A new history of Anglo-Boer War


Centennial: As a commemoration nears, a South African tribe whose role in the siege was long ignored is suing Britain for damages incurred 100 years ago.


MAFIKENG, South Africa -- The centenary of the Anglo-Boer War (1899-1902) is being marked here this year with a change of complexion.

Throughout this century the conflict has been known as "the white man's war," fought between English troops and the Dutch descendants of Boer settlers for control of gold-rich Africa.

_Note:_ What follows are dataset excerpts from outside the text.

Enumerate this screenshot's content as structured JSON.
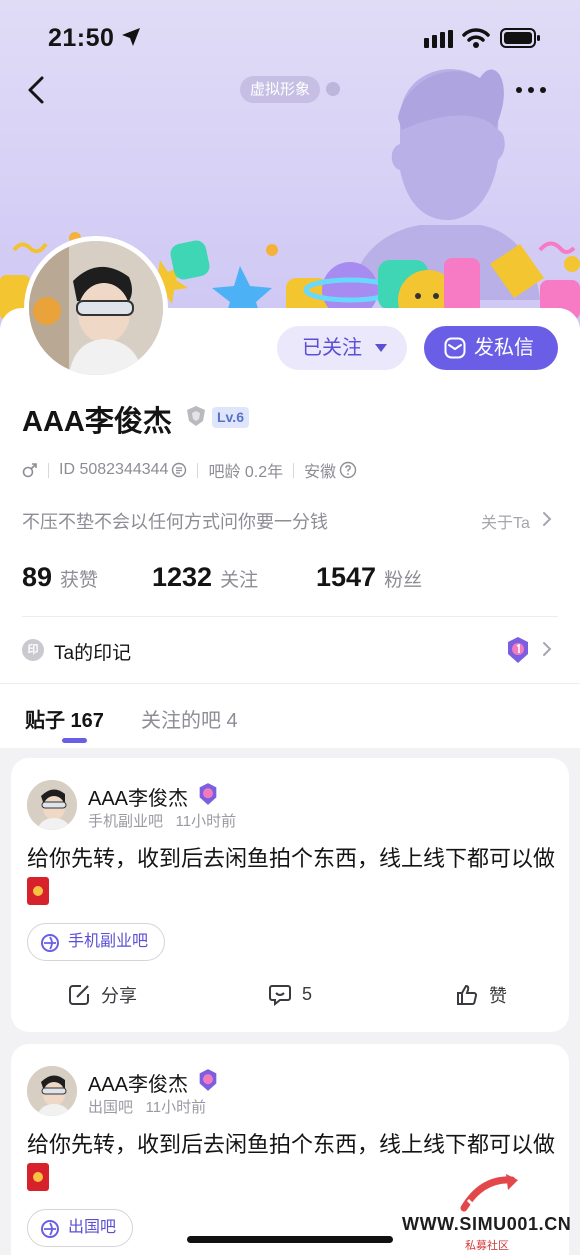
{
  "status": {
    "time": "21:50"
  },
  "header": {
    "virtual_tag": "虚拟形象"
  },
  "profile": {
    "follow_label": "已关注",
    "message_label": "发私信",
    "username": "AAA李俊杰",
    "level": "Lv.6",
    "id_text": "ID 5082344344",
    "age_text": "吧龄 0.2年",
    "location": "安徽",
    "bio": "不压不垫不会以任何方式问你要一分钱",
    "about_label": "关于Ta"
  },
  "stats": [
    {
      "value": "89",
      "label": "获赞"
    },
    {
      "value": "1232",
      "label": "关注"
    },
    {
      "value": "1547",
      "label": "粉丝"
    }
  ],
  "mark": {
    "badge": "印",
    "label": "Ta的印记"
  },
  "tabs": {
    "posts_label": "贴子 167",
    "forums_label": "关注的吧 4"
  },
  "posts": [
    {
      "author": "AAA李俊杰",
      "forum": "手机副业吧",
      "time": "11小时前",
      "text": "给你先转，收到后去闲鱼拍个东西，线上线下都可以做",
      "tag": "手机副业吧",
      "share_label": "分享",
      "comment_count": "5",
      "like_label": "赞"
    },
    {
      "author": "AAA李俊杰",
      "forum": "出国吧",
      "time": "11小时前",
      "text": "给你先转，收到后去闲鱼拍个东西，线上线下都可以做",
      "tag": "出国吧"
    }
  ],
  "watermark": {
    "text": "WWW.SIMU001.CN",
    "sub": "私募社区"
  },
  "colors": {
    "accent": "#6a5ee6",
    "banner": "#d7d1f6"
  }
}
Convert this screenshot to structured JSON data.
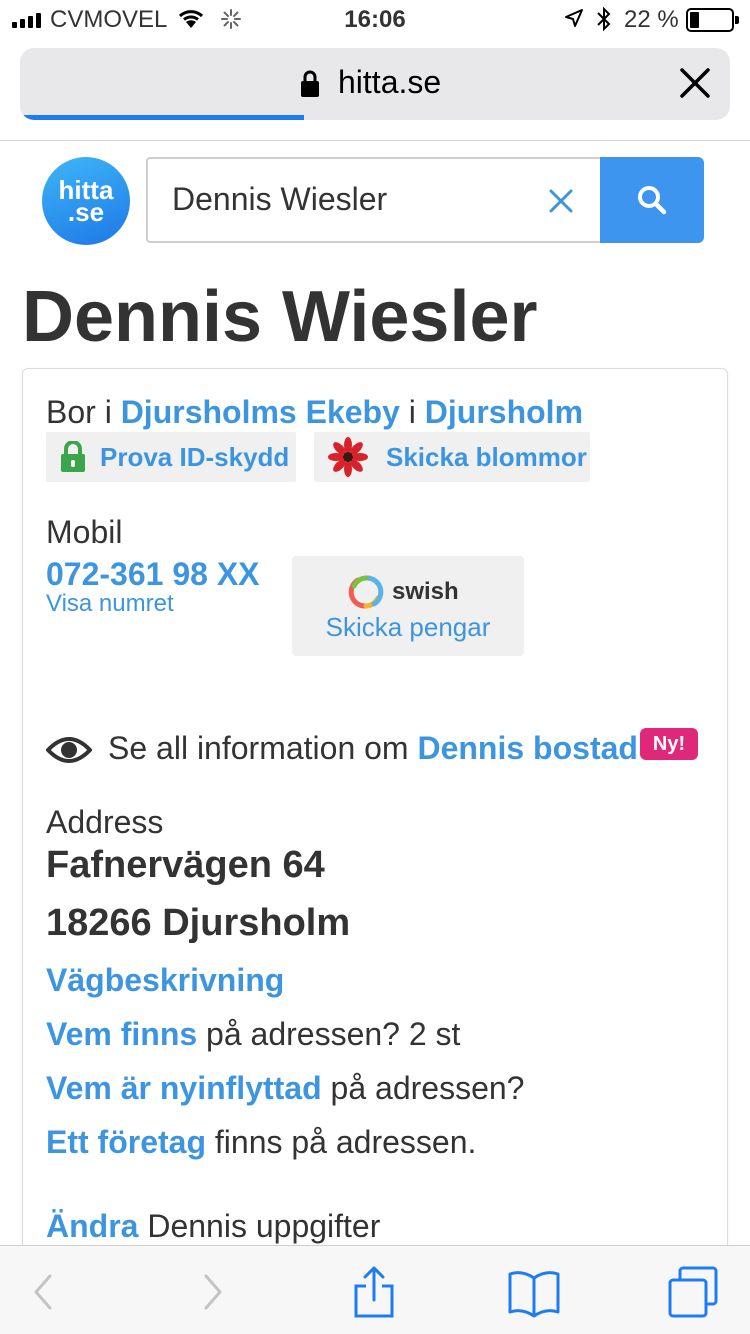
{
  "status": {
    "carrier": "CVMOVEL",
    "time": "16:06",
    "battery": "22 %",
    "battery_level": 0.22
  },
  "browser": {
    "url": "hitta.se",
    "load_progress": 0.4
  },
  "header": {
    "logo_line1": "hitta",
    "logo_line2": ".se",
    "search_value": "Dennis Wiesler"
  },
  "person": {
    "name": "Dennis Wiesler",
    "lives_prefix": "Bor i ",
    "area": "Djursholms Ekeby",
    "lives_mid": " i ",
    "city": "Djursholm",
    "id_protect": "Prova ID-skydd",
    "send_flowers": "Skicka blommor",
    "mobile_label": "Mobil",
    "phone": "072-361 98 XX",
    "show_number": "Visa numret",
    "swish_brand": "swish",
    "swish_action": "Skicka pengar",
    "info_prefix": "Se all information om ",
    "info_link": "Dennis bostad",
    "new_badge": "Ny!",
    "address_label": "Address",
    "street": "Fafnervägen 64",
    "postal": "18266 Djursholm",
    "directions": "Vägbeskrivning",
    "who_link": "Vem finns",
    "who_rest": " på adressen? 2 st",
    "newly_link": "Vem är nyinflyttad",
    "newly_rest": " på adressen?",
    "company_link": "Ett företag",
    "company_rest": " finns på adressen.",
    "edit_link": "Ändra",
    "edit_rest": " Dennis uppgifter"
  },
  "icons": {
    "lock": "lock-icon",
    "close": "close-icon",
    "search": "search-icon",
    "eye": "eye-icon",
    "flower": "flower-icon",
    "back": "back-icon",
    "forward": "forward-icon",
    "share": "share-icon",
    "bookmarks": "bookmarks-icon",
    "tabs": "tabs-icon"
  },
  "colors": {
    "link": "#3d95e0",
    "search_button": "#3d95f0",
    "badge": "#e0287a",
    "progress": "#1f7cf0"
  }
}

The involvement and victimization of thousands of blacks in the fighting have been all but ignored.

But today, with the black majority in control, new focus is being put on the Africans who fought beside the white soldiers and those who died or suffered in the war.

Here in Mafikeng, scene of the famous 217-day siege in which Robert Baden-Powell found fame and was inspired to start the Boy Scout movement, the local Tshidi-Barolong tribe is preparing a $6.5 million claim against the British government.

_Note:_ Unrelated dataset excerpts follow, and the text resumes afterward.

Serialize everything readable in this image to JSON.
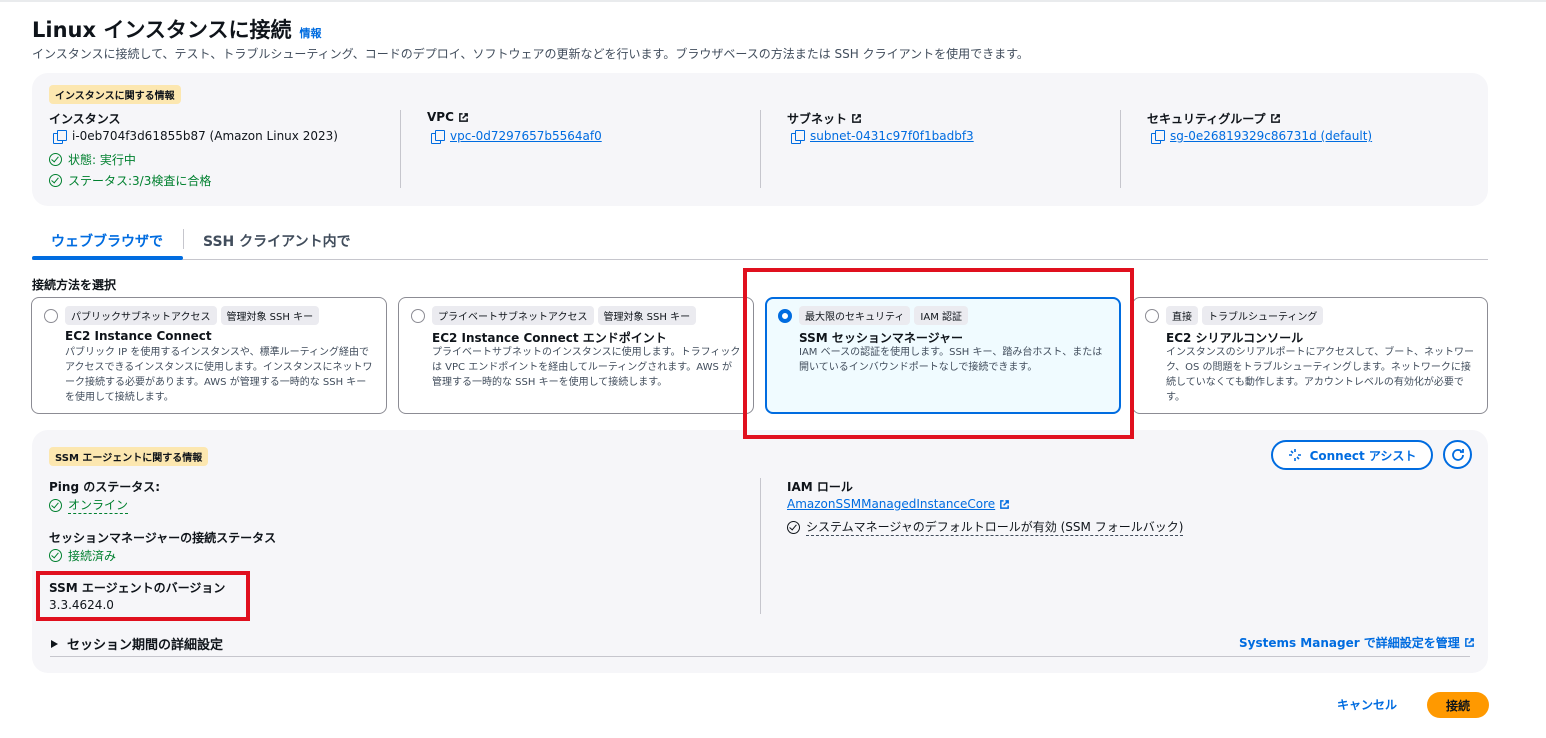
{
  "header": {
    "title": "Linux インスタンスに接続",
    "info_link": "情報",
    "description": "インスタンスに接続して、テスト、トラブルシューティング、コードのデプロイ、ソフトウェアの更新などを行います。ブラウザベースの方法または SSH クライアントを使用できます。"
  },
  "instance_info": {
    "badge": "インスタンスに関する情報",
    "instance_label": "インスタンス",
    "instance_id": "i-0eb704f3d61855b87 (Amazon Linux 2023)",
    "state": "状態: 実行中",
    "status": "ステータス:3/3検査に合格",
    "vpc_label": "VPC",
    "vpc_value": "vpc-0d7297657b5564af0",
    "subnet_label": "サブネット",
    "subnet_value": "subnet-0431c97f0f1badbf3",
    "sg_label": "セキュリティグループ",
    "sg_value": "sg-0e26819329c86731d (default)"
  },
  "tabs": [
    {
      "label": "ウェブブラウザで",
      "active": true
    },
    {
      "label": "SSH クライアント内で",
      "active": false
    }
  ],
  "method_label": "接続方法を選択",
  "options": [
    {
      "tags": [
        "パブリックサブネットアクセス",
        "管理対象 SSH キー"
      ],
      "title": "EC2 Instance Connect",
      "description": "パブリック IP を使用するインスタンスや、標準ルーティング経由でアクセスできるインスタンスに使用します。インスタンスにネットワーク接続する必要があります。AWS が管理する一時的な SSH キーを使用して接続します。",
      "selected": false
    },
    {
      "tags": [
        "プライベートサブネットアクセス",
        "管理対象 SSH キー"
      ],
      "title": "EC2 Instance Connect エンドポイント",
      "description": "プライベートサブネットのインスタンスに使用します。トラフィックは VPC エンドポイントを経由してルーティングされます。AWS が管理する一時的な SSH キーを使用して接続します。",
      "selected": false
    },
    {
      "tags": [
        "最大限のセキュリティ",
        "IAM 認証"
      ],
      "title": "SSM セッションマネージャー",
      "description": "IAM ベースの認証を使用します。SSH キー、踏み台ホスト、または開いているインバウンドポートなしで接続できます。",
      "selected": true
    },
    {
      "tags": [
        "直接",
        "トラブルシューティング"
      ],
      "title": "EC2 シリアルコンソール",
      "description": "インスタンスのシリアルポートにアクセスして、ブート、ネットワーク、OS の問題をトラブルシューティングします。ネットワークに接続していなくても動作します。アカウントレベルの有効化が必要です。",
      "selected": false
    }
  ],
  "ssm": {
    "badge": "SSM エージェントに関する情報",
    "ping_label": "Ping のステータス:",
    "ping_value": "オンライン",
    "session_label": "セッションマネージャーの接続ステータス",
    "session_value": "接続済み",
    "version_label": "SSM エージェントのバージョン",
    "version_value": "3.3.4624.0",
    "iam_label": "IAM ロール",
    "iam_value": "AmazonSSMManagedInstanceCore",
    "default_role": "システムマネージャのデフォルトロールが有効 (SSM フォールバック)",
    "connect_assist": "Connect アシスト",
    "session_expander": "セッション期間の詳細設定",
    "manage_link": "Systems Manager で詳細設定を管理"
  },
  "footer": {
    "cancel": "キャンセル",
    "connect": "接続"
  },
  "colors": {
    "accent": "#006ce0",
    "primary_button": "#ff9900",
    "success": "#00802f",
    "highlight_box": "#e0101e",
    "badge": "#fce7b0"
  }
}
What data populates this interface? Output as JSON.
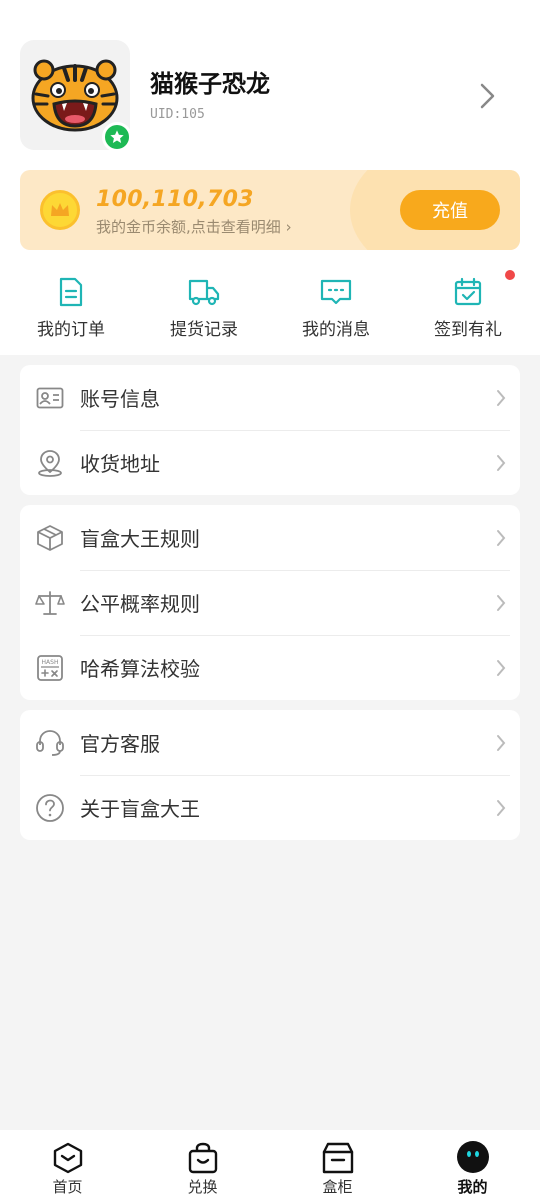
{
  "profile": {
    "nickname": "猫猴子恐龙",
    "uid": "UID:105"
  },
  "wallet": {
    "balance": "100,110,703",
    "hint": "我的金币余额,点击查看明细",
    "hint_arrow": "›",
    "recharge_label": "充值"
  },
  "quick_actions": [
    {
      "label": "我的订单",
      "icon": "document-icon"
    },
    {
      "label": "提货记录",
      "icon": "truck-icon"
    },
    {
      "label": "我的消息",
      "icon": "message-icon"
    },
    {
      "label": "签到有礼",
      "icon": "calendar-check-icon",
      "has_badge": true
    }
  ],
  "menu_groups": [
    {
      "items": [
        {
          "label": "账号信息",
          "icon": "id-card-icon"
        },
        {
          "label": "收货地址",
          "icon": "location-pin-icon"
        }
      ]
    },
    {
      "items": [
        {
          "label": "盲盒大王规则",
          "icon": "box-icon"
        },
        {
          "label": "公平概率规则",
          "icon": "scale-icon"
        },
        {
          "label": "哈希算法校验",
          "icon": "hash-calculator-icon"
        }
      ]
    },
    {
      "items": [
        {
          "label": "官方客服",
          "icon": "headset-icon"
        },
        {
          "label": "关于盲盒大王",
          "icon": "question-icon"
        }
      ]
    }
  ],
  "tabbar": [
    {
      "label": "首页",
      "icon": "home-box-icon"
    },
    {
      "label": "兑换",
      "icon": "shopping-bag-icon"
    },
    {
      "label": "盒柜",
      "icon": "cabinet-icon"
    },
    {
      "label": "我的",
      "icon": "profile-face-icon",
      "active": true
    }
  ],
  "colors": {
    "teal_icon": "#1fb5b5",
    "accent_orange": "#f8a91c",
    "badge_red": "#f04848",
    "verified_green": "#1db954"
  }
}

They want compensation, in the form of development aid, for the military services, suffering and deprivation of their forefathers during the siege.

"It a pathetic story," said Chief Stephen Setumo Montshoia, whose great-grandfather was commander in chief of the Barolong forces when the Boers surrounded the town in October 1899 and for the next seven months tried to bombard and starve it into submission.

"Some of the descendants of the people who suffered during the war didn't know of this history," said Montshoia. "It was ignored until we got our independence as South African citizens in 1994, when everyone was free."

Mafikeng's mayor, Mandla Magwetyana, a member of the ruling African National Congress, recalled that at school he learned only of English and Boer involvement in the war and the local siege.

"South African history that was taught during apartheid was very biased," he said. "The real reason for downplaying the involvement of the Barolong in the war mainly has to do with the past discrimination here.

"All our lives in South Africa, black lives have always been considered to be very cheap and not important. In those years blacks were considered more to be slaves than to be ordinary people. It had to do with downgrading the human dignity of black people," he said.

In fact, according to Geoffrey Phillips, curator of the Mafikeng Museum, blacks were the major combatants during the siege, defending the town from Boer attack, conducting raids to steal enemy cattle for food for themselves and the English, and risking their lives to carry messages through the encircling Boer lines.

More than 400 Barolong died in combat and 600 were wounded, according to Phillips. Hundreds more starved to death or were hunted down by the Boers while trying to flee the town after Baden-Powell, with food running short, gave them the ultimatum: Starve or leave.

But over recent decades the Mafikeng Museum took little note of the Barolong's role in the historic siege.

"It was very biased," admitted Phillips.

This is now being changed for the official commemoration of the start of the siege in October. A new siege room will give a "balanced" image of both military and domestic life during the siege.

New diaries and photographs of black participants have been unearthed. Previously, acknowledged Phillips, no effort was made to find them because of the prevailing racist ideology.

"The fact that there will be a lot, lot more about the African contribution is not because we have deliberately become biased in the opposite direction, but we are getting at the truth," he said.

The truth, according to a new book, is that Baden-Powell was a self-aggrandizing racist, who exploited the services of the Barolong, then watched many starve to death and finally denied they had helped him withstand the siege of Mafeking, as the town was spelled in colonial days.

He left the local Africans without any compensation for their military endeavors, their suffering and the loss of their land and livestock.

Pat Hopkins and Heather Dugmore, in their book, "The Boy: Baden-Powell and the Siege of Mafeking," identify the Boers, who rose from defeat to political power and imposed apartheid on the blacks in 1948, as the "long-term winners" and the blacks as "the big losers" of the war.

The outcome was "achieved by a massive betrayal by Britain of her black allies during and after the war," they write. "The story of Mafeking is a contained clone of this nightmare."

Baden-Powell, later knighted and created a baron, was central to that nightmare. A young officer, of upper middle-class family, he had made his mark in colonial service in India and Africa before being posted here to help confront the Boers. His resistance, and his own colorful accounts of it to London, made him an instant hero in faraway Britain.

"He was not a hero," said the museum's Phillips. "He did nothing heroic. He didn't put himself at risk. He didn't take part in any fighting. He never went out on a raiding party or a skirmish. He spent most of his time sitting near Dixon's Hotel."